Monroe Alpheus Majors was born in Waco, Texas, in 1864, the son of Andrew Jackson Majors and Jane Barringer. In 1869, they moved to Austin, Texas, where Majors went to Freedmen's Bureau schools. He attended college at West Texas College, Tillotson Normal and Collegiate Institute, and Central Tennessee College. He then attended Meharry Medical College in Nashville, graduating in 1886.

==Career==
Majors then moved back to Texas to practice medicine, working in Brenham, Dallas, and Calvert. He was the first African-American doctor in Calvert. In 1886, he established the Lone Star State Medical Association for African-American physicians, as an alternative to the American Medical Association which restricted black membership. In 1888, he moved to Los Angeles, where he lectured at the Los Angeles Medical College. He was the first African American to pass the California Board of Medical Examination.

Majors was also active in civil rights, first in Texas and later in California. He edited the Los Angeles Western News, where he advocated for African-American appointment to civic positions.

In 1889, Majors married Georgia A. Green, who was from Texas, and in 1890 they returned to Waco, where he practiced medicine and taught at Paul Quinn College. He also edited a paper, the Texas Searchlight, raised money for the building of a hospital, and opened the first black-owned drugstore in the American Southwest.

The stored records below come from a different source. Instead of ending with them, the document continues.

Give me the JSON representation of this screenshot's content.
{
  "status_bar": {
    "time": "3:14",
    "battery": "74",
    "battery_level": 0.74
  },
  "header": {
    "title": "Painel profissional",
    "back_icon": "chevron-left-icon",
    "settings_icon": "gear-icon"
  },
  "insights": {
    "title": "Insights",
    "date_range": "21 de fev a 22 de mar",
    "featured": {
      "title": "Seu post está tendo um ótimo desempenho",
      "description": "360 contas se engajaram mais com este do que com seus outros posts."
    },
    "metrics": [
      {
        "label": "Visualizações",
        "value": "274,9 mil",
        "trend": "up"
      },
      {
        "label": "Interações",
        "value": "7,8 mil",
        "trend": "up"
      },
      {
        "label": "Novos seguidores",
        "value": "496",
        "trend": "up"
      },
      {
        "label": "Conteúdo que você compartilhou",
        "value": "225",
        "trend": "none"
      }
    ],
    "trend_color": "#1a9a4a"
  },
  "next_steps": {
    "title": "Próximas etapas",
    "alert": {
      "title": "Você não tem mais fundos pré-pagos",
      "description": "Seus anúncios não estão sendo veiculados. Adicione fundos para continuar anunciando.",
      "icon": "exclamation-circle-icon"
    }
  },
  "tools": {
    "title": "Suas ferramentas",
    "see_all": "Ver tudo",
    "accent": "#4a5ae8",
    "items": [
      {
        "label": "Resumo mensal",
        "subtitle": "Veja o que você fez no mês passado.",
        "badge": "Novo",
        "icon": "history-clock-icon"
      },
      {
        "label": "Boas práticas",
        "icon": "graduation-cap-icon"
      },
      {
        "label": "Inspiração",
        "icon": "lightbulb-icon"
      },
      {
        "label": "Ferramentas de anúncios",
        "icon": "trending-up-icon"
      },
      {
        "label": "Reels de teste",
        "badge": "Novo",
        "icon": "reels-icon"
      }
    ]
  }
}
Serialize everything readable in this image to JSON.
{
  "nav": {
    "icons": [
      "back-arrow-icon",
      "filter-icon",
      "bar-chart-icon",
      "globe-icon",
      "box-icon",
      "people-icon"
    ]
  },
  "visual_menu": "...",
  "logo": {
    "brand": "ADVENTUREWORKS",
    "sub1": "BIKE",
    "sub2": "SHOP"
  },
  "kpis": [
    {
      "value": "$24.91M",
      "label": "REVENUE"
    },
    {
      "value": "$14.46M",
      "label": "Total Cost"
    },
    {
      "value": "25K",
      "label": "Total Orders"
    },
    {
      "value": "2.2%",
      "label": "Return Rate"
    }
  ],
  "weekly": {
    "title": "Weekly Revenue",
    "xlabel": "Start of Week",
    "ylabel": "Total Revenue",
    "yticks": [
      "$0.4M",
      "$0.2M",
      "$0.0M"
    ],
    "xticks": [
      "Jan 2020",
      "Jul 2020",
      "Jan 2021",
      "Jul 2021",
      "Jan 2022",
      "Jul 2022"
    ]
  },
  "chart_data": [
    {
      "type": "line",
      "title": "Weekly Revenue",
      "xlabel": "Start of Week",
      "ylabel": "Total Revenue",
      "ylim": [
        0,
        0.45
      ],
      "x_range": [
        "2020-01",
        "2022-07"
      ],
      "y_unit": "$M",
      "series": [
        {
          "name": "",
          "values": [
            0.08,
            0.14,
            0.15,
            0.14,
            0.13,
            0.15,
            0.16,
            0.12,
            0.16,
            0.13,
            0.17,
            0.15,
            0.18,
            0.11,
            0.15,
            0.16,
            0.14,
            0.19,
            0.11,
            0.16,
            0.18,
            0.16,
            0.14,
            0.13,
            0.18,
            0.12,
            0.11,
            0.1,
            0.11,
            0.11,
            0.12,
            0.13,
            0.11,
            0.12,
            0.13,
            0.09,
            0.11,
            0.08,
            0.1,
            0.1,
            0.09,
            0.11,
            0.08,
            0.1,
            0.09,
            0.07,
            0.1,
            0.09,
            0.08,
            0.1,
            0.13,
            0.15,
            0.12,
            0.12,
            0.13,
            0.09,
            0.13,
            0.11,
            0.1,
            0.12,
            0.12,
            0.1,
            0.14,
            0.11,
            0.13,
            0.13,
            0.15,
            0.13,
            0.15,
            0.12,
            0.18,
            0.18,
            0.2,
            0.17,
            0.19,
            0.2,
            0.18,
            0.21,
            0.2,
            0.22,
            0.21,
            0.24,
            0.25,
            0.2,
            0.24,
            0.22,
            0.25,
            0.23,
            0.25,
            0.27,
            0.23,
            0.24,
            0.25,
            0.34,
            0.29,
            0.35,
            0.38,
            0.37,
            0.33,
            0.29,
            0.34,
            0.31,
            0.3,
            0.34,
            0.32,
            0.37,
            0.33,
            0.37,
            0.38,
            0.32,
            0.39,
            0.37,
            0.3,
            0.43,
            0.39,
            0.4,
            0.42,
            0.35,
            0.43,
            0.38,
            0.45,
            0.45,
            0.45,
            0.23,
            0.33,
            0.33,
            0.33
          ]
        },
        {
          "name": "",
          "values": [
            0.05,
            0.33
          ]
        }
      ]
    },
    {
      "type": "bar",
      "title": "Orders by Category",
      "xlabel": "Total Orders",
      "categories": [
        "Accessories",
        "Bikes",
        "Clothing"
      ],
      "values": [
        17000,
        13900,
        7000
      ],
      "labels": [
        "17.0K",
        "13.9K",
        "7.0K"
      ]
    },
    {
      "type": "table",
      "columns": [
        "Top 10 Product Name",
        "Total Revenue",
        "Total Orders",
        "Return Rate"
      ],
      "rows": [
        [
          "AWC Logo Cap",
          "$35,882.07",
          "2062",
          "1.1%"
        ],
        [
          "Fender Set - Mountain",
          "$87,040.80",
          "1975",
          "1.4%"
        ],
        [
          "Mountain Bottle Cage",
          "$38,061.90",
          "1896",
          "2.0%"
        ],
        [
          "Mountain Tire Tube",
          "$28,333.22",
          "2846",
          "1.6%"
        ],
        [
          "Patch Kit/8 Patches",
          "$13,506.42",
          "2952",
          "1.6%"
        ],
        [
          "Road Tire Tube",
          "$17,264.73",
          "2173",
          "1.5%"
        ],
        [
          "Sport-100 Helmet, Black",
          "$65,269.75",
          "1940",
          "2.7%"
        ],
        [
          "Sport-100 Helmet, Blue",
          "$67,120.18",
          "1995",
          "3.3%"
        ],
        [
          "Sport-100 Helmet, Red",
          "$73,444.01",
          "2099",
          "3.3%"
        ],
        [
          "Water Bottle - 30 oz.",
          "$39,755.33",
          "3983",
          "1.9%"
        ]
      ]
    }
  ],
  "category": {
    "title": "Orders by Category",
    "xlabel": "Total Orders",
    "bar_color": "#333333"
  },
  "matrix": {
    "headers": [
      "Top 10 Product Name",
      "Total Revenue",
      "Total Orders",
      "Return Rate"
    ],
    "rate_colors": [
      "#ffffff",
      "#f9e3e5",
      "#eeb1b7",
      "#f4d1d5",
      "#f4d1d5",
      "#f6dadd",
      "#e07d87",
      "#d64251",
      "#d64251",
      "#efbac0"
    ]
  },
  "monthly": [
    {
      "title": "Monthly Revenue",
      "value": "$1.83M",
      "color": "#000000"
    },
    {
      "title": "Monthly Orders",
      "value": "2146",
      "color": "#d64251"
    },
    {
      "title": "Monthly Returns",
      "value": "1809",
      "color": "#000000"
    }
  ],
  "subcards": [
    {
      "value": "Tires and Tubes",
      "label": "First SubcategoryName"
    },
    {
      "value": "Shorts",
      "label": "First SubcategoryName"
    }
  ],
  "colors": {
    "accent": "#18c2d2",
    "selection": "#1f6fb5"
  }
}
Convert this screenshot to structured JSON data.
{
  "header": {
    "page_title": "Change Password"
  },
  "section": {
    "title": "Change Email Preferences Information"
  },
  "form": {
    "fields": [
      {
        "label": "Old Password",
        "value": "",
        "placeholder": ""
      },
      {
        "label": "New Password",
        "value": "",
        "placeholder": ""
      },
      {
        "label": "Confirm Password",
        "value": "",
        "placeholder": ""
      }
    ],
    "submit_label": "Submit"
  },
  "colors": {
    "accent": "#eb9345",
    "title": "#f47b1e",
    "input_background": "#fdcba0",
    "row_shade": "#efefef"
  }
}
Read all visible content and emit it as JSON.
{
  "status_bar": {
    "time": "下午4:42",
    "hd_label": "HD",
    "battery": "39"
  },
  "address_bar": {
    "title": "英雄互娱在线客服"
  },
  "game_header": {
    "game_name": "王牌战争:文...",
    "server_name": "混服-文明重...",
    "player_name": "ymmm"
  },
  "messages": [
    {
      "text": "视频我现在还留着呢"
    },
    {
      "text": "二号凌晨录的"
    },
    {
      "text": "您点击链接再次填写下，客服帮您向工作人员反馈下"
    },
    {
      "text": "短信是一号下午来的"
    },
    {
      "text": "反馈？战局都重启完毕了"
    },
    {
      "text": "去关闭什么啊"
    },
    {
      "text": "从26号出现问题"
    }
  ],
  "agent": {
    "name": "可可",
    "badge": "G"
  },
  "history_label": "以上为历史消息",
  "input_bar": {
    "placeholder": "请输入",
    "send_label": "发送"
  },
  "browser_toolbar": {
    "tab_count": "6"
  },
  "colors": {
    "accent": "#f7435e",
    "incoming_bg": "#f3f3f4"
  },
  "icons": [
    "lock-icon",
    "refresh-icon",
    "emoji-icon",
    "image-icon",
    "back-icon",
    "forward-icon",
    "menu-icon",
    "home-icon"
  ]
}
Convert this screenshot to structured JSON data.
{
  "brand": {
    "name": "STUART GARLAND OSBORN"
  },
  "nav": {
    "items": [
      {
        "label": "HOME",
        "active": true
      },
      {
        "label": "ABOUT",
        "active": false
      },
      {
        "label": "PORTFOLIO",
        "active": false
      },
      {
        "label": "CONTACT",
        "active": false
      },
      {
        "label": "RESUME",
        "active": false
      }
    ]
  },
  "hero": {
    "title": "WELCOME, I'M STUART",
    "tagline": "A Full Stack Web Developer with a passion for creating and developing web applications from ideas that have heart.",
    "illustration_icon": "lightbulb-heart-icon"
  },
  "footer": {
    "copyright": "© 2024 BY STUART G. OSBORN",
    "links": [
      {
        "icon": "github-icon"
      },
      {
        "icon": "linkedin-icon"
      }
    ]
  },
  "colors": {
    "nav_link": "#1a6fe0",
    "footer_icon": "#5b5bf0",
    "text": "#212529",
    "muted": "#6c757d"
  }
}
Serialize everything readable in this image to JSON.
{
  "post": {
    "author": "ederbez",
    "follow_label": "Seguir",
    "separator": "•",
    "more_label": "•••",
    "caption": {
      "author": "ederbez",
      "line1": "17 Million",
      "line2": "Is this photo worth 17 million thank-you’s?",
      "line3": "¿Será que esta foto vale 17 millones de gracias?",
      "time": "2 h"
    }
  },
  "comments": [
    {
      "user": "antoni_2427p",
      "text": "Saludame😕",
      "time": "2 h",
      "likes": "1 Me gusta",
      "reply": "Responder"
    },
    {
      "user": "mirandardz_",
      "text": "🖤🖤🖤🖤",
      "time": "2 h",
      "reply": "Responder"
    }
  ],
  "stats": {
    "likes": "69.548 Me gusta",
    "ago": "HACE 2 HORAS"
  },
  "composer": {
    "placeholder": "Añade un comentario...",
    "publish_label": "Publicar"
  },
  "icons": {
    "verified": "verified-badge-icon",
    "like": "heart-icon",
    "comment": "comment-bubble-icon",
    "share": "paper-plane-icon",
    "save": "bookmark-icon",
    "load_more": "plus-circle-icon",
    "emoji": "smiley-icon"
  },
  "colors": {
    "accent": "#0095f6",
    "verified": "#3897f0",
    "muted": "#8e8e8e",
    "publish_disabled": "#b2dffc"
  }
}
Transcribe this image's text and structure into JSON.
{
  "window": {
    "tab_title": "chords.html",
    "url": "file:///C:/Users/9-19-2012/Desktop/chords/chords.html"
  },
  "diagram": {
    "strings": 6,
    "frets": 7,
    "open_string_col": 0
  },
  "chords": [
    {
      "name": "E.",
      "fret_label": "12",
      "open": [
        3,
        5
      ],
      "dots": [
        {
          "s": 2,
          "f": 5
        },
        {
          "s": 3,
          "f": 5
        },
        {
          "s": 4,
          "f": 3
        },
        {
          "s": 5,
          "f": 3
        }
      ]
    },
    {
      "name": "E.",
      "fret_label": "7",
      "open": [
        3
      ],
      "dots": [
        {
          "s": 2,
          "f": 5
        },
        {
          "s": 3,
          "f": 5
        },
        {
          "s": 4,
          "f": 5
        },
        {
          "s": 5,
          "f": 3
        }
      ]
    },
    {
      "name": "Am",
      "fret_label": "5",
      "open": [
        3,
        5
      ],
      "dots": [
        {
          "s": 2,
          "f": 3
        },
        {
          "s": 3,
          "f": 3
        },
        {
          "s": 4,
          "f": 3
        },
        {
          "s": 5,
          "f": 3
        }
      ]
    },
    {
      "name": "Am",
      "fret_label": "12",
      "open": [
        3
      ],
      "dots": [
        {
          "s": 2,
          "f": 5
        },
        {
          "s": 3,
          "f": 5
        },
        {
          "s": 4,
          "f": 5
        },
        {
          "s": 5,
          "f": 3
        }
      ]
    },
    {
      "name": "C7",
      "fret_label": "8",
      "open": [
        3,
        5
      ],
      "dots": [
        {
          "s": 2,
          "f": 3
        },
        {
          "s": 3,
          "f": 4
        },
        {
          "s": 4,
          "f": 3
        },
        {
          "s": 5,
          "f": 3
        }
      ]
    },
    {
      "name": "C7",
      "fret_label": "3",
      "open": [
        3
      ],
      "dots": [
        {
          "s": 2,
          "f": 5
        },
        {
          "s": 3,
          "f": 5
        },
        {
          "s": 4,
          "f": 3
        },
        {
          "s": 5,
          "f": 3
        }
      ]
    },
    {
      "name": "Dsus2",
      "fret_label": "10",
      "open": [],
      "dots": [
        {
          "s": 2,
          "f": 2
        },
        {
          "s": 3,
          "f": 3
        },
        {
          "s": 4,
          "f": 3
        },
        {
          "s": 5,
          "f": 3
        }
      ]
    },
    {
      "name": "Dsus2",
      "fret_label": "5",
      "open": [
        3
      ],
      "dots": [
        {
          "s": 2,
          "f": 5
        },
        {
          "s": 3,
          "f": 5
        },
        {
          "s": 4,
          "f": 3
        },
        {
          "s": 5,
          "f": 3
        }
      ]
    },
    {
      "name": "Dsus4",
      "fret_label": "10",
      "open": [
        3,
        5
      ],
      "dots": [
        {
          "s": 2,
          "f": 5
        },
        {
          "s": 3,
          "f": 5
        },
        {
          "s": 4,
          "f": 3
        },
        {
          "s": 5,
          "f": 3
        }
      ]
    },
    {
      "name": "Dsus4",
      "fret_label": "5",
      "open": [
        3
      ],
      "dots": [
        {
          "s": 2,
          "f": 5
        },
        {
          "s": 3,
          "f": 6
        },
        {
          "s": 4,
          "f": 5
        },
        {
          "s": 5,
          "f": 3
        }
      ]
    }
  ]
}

In 1893, Majors published Noted Negro Women. He wrote the book mainly to show the accomplishments of black women, but also to express the "progress" of African Americans since the end of slavery in the 1860s. He also began writing for various national African-American newspapers, particularly the Indianapolis Freeman. In 1898, he moved to Decatur, Illinois. In Illinois, his life was threatened due to his writings against lynching, particularly that which occurred in Decatur shortly before he arrived, and he fled to Indianapolis where he became an associate editor of the Freeman. In 1899, he returned to Waco, but death threats forced him to return to the north, and he moved to Chicago in 1901. He continued practicing medicine, and in Chicago he also wrote for many newspapers, notably The Broad Ax, The Chicago Defender, The Washington Bee, The People’s Advocate, and The Colored American. From 1908 to 1910 he edited The Chicago Conservator.

==Later life and family==
In 1889, Majors married Georgia A. Green, and they divorced in 1908. In 1909 he married Estelle C. Bonds, and he later married twice more. A daughter of Majors and Estelle was Margaret Allison, who became a noted composer. When Bonds and Majors divorced in 1917, Margaret's mother changed her last name from Majors to Bonds. In the 1920s, Majors began to lose his eyesight and was forced to curtail his work. He largely retired from medicine in 1923. In 1933, he moved back to Los Angeles, where he died aged 96 in 1960.